DAPK1 modulates a curcumin-induced G2/M arrest and apoptosis by regulating STAT3, NF-κB, and caspase-3 activation

•Curcumin treatment upregulates DAPK1 expression in U251 cells.•The knockdown of DAPK1 attenuates curcumin-induced STAT3 and NF-κB inhibition.•The knockdown of DAPK1 reduces curcumin-induced caspase-3 activation.•The knockdown of DAPK1 inhibits curcumin-induced cell-cycle arrest and apoptosis.•The tumor suppressor DAPK1 is essential for the anti-cancer effects of curcumin.

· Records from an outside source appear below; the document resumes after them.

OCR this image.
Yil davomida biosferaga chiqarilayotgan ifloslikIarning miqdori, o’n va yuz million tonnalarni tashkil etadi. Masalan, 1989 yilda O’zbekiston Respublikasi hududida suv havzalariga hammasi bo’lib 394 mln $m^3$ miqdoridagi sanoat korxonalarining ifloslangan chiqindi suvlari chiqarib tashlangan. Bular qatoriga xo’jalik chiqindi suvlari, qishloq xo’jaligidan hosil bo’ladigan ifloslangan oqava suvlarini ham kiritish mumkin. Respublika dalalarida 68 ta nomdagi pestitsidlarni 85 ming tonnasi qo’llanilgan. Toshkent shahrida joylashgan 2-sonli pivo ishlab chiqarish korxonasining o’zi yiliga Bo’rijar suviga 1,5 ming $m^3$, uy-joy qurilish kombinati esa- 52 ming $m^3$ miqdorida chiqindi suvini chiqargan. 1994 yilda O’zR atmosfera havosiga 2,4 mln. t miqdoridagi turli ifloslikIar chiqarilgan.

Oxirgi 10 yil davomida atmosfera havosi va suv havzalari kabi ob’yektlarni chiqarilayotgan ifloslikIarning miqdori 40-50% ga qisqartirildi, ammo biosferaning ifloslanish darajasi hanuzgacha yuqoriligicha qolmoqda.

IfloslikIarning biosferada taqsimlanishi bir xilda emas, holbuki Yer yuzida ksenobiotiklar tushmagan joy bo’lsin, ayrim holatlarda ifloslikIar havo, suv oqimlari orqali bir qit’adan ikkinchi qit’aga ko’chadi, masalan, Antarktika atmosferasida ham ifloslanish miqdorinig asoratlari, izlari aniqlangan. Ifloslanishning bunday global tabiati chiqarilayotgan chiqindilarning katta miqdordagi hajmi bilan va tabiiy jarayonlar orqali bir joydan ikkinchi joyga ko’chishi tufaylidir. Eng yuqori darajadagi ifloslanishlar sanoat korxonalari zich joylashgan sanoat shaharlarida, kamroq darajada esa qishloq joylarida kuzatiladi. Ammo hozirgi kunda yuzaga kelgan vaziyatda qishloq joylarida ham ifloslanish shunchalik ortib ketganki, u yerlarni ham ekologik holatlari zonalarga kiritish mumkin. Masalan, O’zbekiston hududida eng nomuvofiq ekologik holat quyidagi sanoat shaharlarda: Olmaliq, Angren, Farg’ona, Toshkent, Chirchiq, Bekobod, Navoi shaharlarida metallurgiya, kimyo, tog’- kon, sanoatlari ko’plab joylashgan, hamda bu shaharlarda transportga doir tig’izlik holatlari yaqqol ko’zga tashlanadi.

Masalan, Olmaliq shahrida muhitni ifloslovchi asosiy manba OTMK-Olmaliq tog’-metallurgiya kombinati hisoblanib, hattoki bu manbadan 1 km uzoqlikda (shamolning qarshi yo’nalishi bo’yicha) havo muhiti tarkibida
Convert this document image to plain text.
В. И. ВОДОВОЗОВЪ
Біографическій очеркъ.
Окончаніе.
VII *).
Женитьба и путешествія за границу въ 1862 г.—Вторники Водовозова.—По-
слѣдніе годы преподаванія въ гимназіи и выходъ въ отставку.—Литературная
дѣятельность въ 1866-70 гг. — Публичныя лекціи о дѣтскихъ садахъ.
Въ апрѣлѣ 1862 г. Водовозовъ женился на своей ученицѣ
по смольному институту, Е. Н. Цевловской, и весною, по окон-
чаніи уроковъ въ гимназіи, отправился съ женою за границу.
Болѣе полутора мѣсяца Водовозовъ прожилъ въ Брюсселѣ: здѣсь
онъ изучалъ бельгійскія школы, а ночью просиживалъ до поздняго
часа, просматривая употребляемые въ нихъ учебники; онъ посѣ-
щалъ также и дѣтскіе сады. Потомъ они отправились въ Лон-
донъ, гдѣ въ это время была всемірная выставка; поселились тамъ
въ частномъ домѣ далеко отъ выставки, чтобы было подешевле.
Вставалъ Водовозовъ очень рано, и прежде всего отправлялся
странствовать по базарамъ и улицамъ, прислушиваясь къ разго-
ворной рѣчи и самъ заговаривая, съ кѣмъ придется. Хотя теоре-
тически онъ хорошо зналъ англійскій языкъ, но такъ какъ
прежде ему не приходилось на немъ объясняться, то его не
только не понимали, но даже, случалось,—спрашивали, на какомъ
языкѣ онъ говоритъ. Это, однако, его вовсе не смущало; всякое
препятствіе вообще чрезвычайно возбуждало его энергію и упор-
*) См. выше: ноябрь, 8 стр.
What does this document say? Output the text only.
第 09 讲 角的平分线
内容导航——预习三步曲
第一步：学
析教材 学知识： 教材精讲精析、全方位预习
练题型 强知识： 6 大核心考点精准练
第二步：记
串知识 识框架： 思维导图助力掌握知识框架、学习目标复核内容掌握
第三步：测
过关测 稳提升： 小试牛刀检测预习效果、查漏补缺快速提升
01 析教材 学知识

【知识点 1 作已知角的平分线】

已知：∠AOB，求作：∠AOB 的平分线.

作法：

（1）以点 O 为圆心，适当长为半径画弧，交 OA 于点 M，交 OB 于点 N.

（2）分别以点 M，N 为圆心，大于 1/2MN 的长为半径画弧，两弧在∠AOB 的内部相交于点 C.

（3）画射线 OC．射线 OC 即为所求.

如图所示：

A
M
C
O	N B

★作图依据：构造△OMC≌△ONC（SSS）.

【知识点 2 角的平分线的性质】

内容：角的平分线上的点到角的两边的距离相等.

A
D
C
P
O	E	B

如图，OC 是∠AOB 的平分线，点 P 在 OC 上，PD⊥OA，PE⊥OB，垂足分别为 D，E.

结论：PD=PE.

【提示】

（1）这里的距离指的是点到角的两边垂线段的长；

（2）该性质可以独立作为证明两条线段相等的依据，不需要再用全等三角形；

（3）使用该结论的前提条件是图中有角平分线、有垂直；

Curcumin, an active polyphenol extracted from the perennial herb Curcuma longa, controls various molecules involved in tumor cell death. In this study, we found that the tumor suppressor death-associated protein kinase 1 (DAPK1) plays a vital role in the anti-carcinogenic effects of curcumin. We found that curcumin increased DAPK1 expression at the mRNA and protein levels in U251 cells, and that the siRNA-mediated knockdown of DAPK1 attenuated the curcumin-induced inhibition of STAT3 and NF-κB. Moreover, DAPK1 suppression diminished curcumin-induced caspase-3 activation. In addition, we confirmed that DAPK1 was required for a curcumin-induced G2/M cell cycle arrest and apoptosis. Thus, DAPK1 is involved in curcumin-mediated death pathways. Our data suggest novel mechanisms for curcumin in cancer therapy.